Franchement, c'était dur. Il semblait déjà tellement agacé, alors j'ai décidé d'agir professionnellement.
"Malheureusement, je ne sais pas grand-chose sur la fille. Sa belle-mère est ma cliente, donc je n'ai pas d'informations sur la fille dont vous parlez," ai-je répondu, et comme un claquement de doigts, l'expression de Quintin a changé. C'était évident sur son visage à quel point il était déçu. "Mais..." ai-je continué, et ses yeux se sont illuminés. "Peut-être pourrons-nous obtenir des détails sur elle dans le dossier de sa belle-mère. Je vous l'enverrai par e-mail. J'espère que vous pourrez y trouver quelque chose." Quintin a hoché la tête.
Je n'arrivais même pas à croire que son humeur allait changer aussi vite.
"Merci ! Mais j'ai une autre faveur à demander. Je peux rassembler les autres informations seul, mais j'ai besoin de votre service pour autre chose," a-t-il déclaré.
En regardant son visage, je pouvais lire ce qu'il voulait.
"Je crois que je sais à quoi tu penses," je l'ai interrompu avant qu'il ne puisse dire un autre mot. "Pour commencer, elle n'est pas ma cliente, et pour que tu le saches, Monsieur Generoso, mes pouvoirs ne couvrent pas ceux qui n'ont pas besoin de mon aide. Nous ne savons pas si elle est déjà mariée, et tu veux que je t'aide à l'approcher ?"
"Je m'attendais déjà à ce que tu dises ça. Je sens qu'elle est toujours célibataire, mais écoute-moi d'abord." Quintin semblait aussi lire dans mes pensées.
"D'accord, balance !"
Il m'a raconté son plan, et j'ai été stupéfait par ses idées. Il lui a seulement dit où je verrais la fille et le reste serait entre ses mains.
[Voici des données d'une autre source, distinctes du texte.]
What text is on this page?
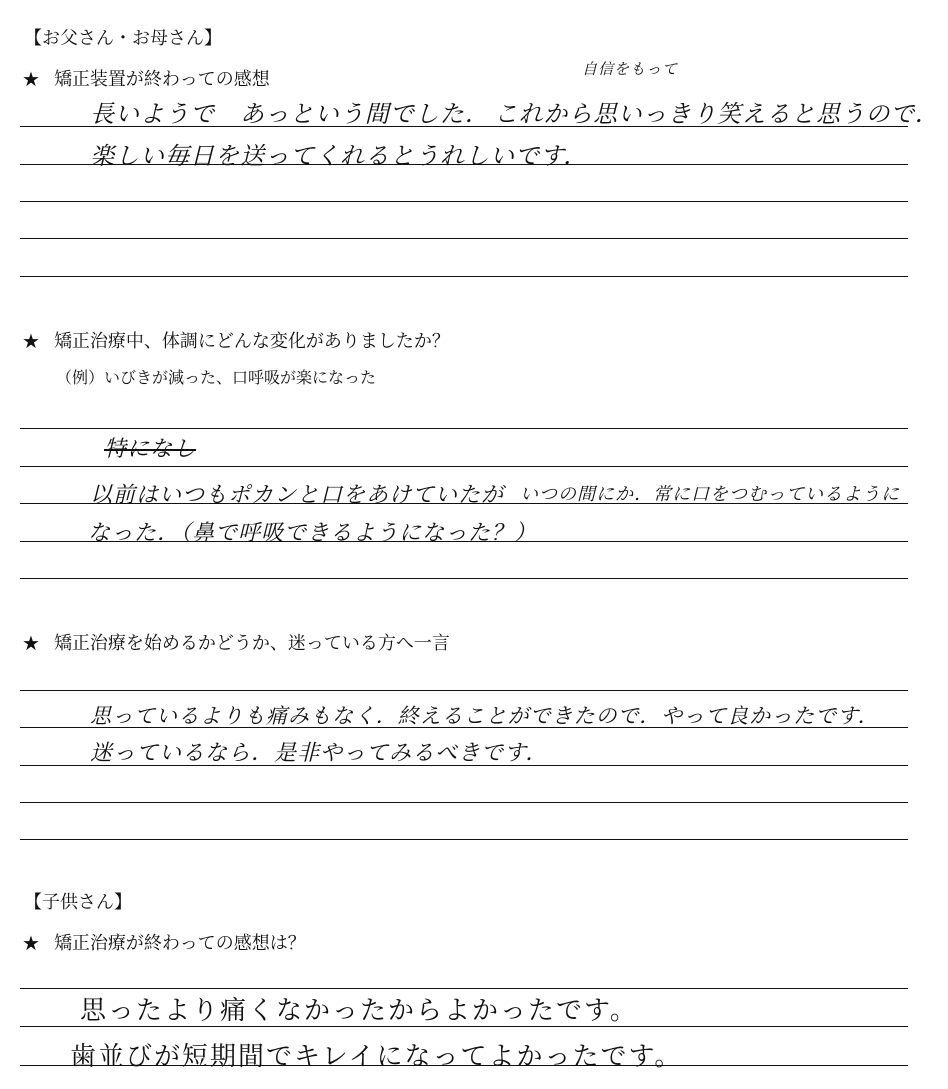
【お父さん・お母さん】
★ 矯正装置が終わっての感想
長いようで　あっという間でした．
自信をもって
これから思いっきり笑えると思うので．
楽しい毎日を送ってくれるとうれしいです．
★ 矯正治療中、体調にどんな変化がありましたか？
（例）いびきが減った、口呼吸が楽になった
特になし
以前はいつもポカンと口をあけていたが いつの間にか．常に口をつむっているように
なった．（鼻で呼吸できるようになった？）
★ 矯正治療を始めるかどうか、迷っている方へ一言
思っているよりも痛みもなく．終えることができたので．やって良かったです．
迷っているなら．是非やってみるべきです．
【子供さん】
★ 矯正治療が終わっての感想は？
思ったより痛くなかったからよかったです。
歯並びが短期間でキレイになってよかったです。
"D'accord, je vais t'aider," ai-je dit après l'avoir écouté. "Mais j'ai une condition," ai-je ajouté, effaçant le sourire de ses lèvres.
Il s'est levé de son siège, en redressant le dos et en ajustant son manteau alors qu'il se penchait. Il ferait tout ce que je dirais en échange de la faveur qu'il m'a demandée.
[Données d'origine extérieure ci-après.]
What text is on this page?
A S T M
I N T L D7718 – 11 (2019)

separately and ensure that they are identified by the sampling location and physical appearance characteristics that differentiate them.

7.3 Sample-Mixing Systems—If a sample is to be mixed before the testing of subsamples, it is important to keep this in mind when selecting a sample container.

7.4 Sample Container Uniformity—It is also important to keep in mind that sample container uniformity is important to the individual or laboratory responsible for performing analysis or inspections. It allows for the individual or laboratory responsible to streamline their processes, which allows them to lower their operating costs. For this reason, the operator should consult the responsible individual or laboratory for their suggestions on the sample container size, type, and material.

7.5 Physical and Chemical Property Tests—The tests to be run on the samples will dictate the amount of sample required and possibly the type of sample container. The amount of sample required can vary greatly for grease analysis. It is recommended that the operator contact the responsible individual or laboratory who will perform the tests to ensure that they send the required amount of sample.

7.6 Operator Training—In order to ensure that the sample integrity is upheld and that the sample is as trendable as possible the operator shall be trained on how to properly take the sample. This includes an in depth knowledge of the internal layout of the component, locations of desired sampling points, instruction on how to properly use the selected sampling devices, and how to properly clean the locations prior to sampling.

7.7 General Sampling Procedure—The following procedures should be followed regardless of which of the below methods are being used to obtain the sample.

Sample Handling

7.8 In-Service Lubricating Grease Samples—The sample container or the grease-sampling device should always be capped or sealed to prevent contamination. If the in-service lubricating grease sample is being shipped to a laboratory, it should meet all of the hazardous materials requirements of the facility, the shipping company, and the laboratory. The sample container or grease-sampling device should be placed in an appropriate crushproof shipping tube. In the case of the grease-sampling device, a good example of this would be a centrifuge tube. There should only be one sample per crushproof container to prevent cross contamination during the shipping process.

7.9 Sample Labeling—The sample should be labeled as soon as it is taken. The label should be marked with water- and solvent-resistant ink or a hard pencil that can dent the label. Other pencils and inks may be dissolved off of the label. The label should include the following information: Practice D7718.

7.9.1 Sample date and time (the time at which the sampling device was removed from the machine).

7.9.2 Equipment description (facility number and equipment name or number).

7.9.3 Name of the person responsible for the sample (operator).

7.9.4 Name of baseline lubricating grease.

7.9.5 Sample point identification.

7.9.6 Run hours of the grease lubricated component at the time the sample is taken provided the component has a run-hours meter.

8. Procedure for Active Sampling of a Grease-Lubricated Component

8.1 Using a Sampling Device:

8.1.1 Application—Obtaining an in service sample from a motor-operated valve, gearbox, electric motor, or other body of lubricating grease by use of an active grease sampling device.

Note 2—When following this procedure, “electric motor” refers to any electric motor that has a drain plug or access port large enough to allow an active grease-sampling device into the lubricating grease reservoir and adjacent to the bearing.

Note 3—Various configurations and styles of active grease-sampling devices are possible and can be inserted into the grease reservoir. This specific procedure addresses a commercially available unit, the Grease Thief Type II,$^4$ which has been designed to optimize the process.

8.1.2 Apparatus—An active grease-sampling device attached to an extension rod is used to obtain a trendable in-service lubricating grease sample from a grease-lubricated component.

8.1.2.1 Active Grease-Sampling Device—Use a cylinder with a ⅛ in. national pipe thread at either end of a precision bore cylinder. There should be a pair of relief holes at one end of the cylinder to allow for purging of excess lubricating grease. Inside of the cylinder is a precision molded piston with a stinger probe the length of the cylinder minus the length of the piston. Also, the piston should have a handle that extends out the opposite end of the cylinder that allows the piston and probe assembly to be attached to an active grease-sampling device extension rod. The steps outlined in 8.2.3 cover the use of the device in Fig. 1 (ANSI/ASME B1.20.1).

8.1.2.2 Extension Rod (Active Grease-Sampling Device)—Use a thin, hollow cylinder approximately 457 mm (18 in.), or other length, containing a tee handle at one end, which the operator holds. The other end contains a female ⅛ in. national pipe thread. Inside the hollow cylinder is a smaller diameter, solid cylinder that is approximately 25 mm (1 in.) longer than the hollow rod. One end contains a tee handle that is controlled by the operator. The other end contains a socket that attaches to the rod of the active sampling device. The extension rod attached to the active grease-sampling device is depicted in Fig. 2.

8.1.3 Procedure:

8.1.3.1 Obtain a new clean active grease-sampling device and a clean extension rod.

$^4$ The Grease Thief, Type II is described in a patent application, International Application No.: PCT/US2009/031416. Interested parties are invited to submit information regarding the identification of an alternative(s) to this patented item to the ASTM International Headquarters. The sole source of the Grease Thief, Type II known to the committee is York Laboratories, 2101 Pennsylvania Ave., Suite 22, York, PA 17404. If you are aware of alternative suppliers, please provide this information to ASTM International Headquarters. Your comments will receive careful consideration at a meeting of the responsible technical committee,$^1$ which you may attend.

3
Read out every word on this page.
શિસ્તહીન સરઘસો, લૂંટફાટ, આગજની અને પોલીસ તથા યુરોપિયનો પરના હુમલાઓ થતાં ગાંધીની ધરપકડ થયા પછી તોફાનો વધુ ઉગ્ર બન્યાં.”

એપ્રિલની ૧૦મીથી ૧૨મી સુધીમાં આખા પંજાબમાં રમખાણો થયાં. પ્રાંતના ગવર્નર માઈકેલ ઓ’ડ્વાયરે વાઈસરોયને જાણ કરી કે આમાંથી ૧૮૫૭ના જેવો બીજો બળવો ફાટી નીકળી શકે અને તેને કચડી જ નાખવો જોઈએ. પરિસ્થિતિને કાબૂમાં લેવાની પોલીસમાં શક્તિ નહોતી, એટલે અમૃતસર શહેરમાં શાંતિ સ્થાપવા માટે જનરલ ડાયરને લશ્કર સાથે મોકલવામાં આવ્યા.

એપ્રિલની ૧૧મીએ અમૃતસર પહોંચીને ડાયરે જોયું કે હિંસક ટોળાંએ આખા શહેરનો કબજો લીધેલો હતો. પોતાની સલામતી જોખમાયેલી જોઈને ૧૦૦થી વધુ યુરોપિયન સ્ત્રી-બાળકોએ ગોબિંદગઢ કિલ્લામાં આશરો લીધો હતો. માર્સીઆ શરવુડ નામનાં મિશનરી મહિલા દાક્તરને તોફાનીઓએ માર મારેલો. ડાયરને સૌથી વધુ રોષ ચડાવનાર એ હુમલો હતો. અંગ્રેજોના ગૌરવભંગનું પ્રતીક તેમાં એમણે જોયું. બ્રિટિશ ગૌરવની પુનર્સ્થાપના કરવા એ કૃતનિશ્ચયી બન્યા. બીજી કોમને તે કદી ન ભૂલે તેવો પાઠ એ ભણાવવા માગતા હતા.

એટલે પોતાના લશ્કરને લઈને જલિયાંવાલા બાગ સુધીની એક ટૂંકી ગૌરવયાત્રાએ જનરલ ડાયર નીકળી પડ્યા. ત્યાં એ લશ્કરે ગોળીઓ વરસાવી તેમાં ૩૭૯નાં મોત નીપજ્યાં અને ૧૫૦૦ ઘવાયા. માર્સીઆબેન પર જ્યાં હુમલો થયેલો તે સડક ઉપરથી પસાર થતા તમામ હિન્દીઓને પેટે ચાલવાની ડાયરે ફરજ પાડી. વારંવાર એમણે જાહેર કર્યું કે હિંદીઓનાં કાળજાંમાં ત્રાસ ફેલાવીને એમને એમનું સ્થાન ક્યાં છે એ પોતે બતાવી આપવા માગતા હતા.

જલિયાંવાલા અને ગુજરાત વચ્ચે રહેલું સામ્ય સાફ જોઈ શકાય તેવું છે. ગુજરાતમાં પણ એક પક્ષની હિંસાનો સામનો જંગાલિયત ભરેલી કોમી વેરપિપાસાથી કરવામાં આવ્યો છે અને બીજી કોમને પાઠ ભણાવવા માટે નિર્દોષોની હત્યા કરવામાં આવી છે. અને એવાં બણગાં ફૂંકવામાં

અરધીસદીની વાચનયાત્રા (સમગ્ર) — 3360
"Quelle est cette condition ?" a-t-il demandé.
J'ai vu cela comme une opportunité. Il y avait très peu de chances qu'il me dise non. Je me souviens que Quintin a dit qu'il avait aidé Élyana. Si cette fille avait besoin d'aide, elle aurait dû m'appeler, mais pourquoi Generoso et pas moi ?
J'étais blessé ! Mais je peux l'utiliser pour m'aider à aider Élyana. Je devrais être reconnaissant qu'il ait d'autres amis en dehors de moi, mais pourquoi Quintin avec autant de gens sur Terre ?
"Balance." Il ne peut plus attendre.
"Je veux juste que tu restes ami avec Élyana, ma meilleure amie," ai-je répondu, et je l'ai vu grimacer.
"Tu n'as pas besoin de me demander de faire ça parce qu'Élyana et moi sommes déjà amis. C'est la faveur que tu demandes ? Je suppose qu'il y a autre chose," a-t-il dit avec un sourire.
Honnêtement, je n'arrivais pas à me décider si je devais le dire ou non. Je savais que ce que je demandais empiétait sur son espace personnel. Cependant, je voulais juste m'assurer qu'elle allait toujours bien et qu'elle avait un ami à qui parler, surtout à ce moment-là, il était clair qu'elle nourrissait encore de la rancune envers moi et toute ma famille.
Je ne la blâme pas. C'était de notre faute, et chaque fois que j'y pensais, j'avais envie de lever les yeux au ciel juste devant mon frère jumeau.
"Alors tant mieux ! Ce que je veux que tu fasses, c'est de me parler des pensées d'Élyana, celles qu'elle partage avec toi, concernant ce qu'elle ressent et aussi quel genre d'aide elle t'a demandée."
"Je... je ne peux pas répondre à ça." Quintin a évité mon regard juste après avoir dit ça.
"Alors je ne peux pas t'aider," ai-je dit en échange. J'ai rapidement attrapé mon téléphone et mon sac et je me suis dirigé vers la porte comme si j'allais partir.
"A-Attends !" a-t-il appelé avant que j'atteigne la porte.
J'ai souri. Cela n'a duré que quelques secondes avant que je ne me tourne pour le regarder et lui demander s'il avait encore quelque chose à dire.
"Oui, j'en ai," a-t-il répondu. C'était le signal pour que je me précipite vers mon siège et que je l'inonde de questions.